Determine the molar mass of CuSO4 (the solute) in a 1.0M aqueous solution of CuSO4

inna [77]

Answer:

See explanation.

Explanation:

Hello,

In this case, we could have two possible solutions:

A) If you are asking for the molar mass, you should use the atomic mass of each element forming the compound, that is copper, sulfur and four times oxygen, so you can compute it as shown below:

$M_{CuSO_4}=m_{Cu}+m_{S}+4*m_{O}=63.546 g/mol+32.00g/mol+4*16.00g/mol\\\\M_{CuSO_4}=159.546g/mol$

That is the mass of copper (II) sulfate contained in 1 mol of substance.

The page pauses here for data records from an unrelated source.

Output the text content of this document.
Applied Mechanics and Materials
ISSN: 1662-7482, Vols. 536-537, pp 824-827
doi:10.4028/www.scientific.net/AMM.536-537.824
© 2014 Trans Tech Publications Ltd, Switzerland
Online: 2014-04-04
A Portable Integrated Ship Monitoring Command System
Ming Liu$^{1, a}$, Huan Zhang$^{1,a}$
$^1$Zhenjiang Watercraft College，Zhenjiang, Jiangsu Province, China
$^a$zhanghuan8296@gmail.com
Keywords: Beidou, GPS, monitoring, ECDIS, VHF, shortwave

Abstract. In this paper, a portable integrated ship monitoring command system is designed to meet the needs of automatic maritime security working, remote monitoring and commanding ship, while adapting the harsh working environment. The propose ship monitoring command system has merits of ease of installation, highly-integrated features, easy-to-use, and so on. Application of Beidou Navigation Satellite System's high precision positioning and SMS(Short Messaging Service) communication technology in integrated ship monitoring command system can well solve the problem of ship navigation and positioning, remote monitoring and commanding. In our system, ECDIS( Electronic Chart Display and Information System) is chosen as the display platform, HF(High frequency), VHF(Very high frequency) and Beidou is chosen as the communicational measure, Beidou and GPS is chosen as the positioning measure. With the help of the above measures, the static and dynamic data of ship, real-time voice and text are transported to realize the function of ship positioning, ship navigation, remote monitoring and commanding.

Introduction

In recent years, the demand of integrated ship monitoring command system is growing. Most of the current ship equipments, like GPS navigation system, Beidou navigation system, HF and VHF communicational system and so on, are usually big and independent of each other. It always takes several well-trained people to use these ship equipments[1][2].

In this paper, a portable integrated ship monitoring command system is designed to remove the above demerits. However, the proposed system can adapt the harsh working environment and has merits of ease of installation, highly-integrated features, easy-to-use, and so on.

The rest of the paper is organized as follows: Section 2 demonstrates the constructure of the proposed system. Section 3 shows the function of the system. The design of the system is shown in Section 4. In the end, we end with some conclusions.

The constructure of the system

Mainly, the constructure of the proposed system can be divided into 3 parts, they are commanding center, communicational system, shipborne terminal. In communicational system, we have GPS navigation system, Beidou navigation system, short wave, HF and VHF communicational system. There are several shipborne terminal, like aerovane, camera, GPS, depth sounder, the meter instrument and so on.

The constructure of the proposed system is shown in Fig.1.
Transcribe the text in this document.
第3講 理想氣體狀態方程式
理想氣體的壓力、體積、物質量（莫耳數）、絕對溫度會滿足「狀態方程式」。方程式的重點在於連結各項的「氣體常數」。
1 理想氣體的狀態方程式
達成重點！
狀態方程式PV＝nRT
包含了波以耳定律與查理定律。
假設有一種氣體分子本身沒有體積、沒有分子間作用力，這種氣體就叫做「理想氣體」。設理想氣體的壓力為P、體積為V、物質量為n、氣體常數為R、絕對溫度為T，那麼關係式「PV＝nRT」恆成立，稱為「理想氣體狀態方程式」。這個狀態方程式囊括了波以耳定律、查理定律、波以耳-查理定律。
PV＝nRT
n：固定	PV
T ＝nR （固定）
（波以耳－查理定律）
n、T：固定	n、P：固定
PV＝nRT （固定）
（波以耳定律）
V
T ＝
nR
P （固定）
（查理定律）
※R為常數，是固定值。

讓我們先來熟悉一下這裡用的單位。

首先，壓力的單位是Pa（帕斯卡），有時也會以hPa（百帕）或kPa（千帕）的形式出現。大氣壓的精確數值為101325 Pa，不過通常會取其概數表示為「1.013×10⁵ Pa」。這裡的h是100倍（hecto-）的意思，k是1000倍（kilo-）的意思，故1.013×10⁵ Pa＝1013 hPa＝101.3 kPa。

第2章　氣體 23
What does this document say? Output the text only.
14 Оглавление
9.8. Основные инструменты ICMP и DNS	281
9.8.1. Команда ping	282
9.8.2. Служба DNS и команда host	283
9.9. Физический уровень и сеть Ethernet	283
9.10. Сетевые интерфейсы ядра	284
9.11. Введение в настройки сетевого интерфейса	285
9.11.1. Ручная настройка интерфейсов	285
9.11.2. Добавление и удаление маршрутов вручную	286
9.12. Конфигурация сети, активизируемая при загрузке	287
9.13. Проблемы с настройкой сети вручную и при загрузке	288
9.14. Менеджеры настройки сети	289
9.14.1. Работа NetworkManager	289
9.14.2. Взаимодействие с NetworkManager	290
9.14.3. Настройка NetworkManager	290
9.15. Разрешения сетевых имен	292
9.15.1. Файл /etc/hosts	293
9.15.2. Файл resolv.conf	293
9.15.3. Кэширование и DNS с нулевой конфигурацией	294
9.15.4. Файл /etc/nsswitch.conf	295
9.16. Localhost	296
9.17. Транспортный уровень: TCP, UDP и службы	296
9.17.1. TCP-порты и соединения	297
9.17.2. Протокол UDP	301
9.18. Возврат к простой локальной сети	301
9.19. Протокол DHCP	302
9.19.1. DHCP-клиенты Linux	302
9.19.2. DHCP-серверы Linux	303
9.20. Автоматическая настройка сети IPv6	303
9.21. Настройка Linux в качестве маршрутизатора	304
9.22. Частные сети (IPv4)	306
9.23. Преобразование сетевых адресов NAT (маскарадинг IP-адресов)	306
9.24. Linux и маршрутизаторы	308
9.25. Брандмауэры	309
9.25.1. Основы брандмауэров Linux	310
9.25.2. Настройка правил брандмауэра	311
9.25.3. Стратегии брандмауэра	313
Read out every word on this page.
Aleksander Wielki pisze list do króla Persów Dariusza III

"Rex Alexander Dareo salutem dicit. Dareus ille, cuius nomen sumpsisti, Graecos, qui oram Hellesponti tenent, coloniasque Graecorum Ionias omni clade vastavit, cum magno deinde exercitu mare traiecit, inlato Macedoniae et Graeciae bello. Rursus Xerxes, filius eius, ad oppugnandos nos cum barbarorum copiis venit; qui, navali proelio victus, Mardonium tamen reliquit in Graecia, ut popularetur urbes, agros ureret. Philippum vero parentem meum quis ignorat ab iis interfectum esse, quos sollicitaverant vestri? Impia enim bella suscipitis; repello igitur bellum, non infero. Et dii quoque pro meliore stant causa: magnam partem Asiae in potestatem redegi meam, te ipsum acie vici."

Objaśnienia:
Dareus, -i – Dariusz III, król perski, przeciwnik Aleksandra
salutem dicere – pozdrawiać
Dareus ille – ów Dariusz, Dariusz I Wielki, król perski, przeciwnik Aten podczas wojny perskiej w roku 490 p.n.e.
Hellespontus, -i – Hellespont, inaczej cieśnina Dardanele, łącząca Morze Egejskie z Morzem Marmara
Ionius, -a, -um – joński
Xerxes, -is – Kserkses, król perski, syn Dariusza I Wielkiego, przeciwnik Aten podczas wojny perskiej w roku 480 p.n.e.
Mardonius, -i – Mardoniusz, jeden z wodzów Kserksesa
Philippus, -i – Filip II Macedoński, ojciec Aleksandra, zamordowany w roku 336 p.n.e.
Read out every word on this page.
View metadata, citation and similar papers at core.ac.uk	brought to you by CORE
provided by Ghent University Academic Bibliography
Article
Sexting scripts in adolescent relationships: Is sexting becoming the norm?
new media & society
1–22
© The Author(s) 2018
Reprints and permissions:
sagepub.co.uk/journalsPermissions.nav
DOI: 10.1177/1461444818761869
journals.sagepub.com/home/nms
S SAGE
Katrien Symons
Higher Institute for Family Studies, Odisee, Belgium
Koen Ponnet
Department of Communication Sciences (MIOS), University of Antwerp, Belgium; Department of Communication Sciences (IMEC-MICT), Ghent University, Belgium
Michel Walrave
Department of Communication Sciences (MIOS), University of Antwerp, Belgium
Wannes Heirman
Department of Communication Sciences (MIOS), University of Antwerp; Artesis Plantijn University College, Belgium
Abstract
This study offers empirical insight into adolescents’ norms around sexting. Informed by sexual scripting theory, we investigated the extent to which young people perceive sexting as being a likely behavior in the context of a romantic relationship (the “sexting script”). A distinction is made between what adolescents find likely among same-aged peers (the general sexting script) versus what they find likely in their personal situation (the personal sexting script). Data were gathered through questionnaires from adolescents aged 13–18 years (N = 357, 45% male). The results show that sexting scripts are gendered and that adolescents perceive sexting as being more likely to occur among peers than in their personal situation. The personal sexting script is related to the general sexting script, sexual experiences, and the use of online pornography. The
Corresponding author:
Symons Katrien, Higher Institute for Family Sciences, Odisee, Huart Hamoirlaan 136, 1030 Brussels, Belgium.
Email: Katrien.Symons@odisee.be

B) On the other hand, if you need to compute the moles, forming a 1.0-M solution of copper (II) sulfate, you need the volume of the solution in litres as an additional data considering the formula of molarity:

$M=\frac{n_{solute}}{V_{solution}}$

So you can solve for the moles of the solute:

$n_{solute}=M*V_{solution}$

Nonetheless, we do not know the volume of the solution, so the moles of copper (II) sulfate could not be determined. Anyway, for an assumed volume of 1.5 L of solution, we could obtain:

$n_{solute}=1mol/L*1.5L=1.5mol$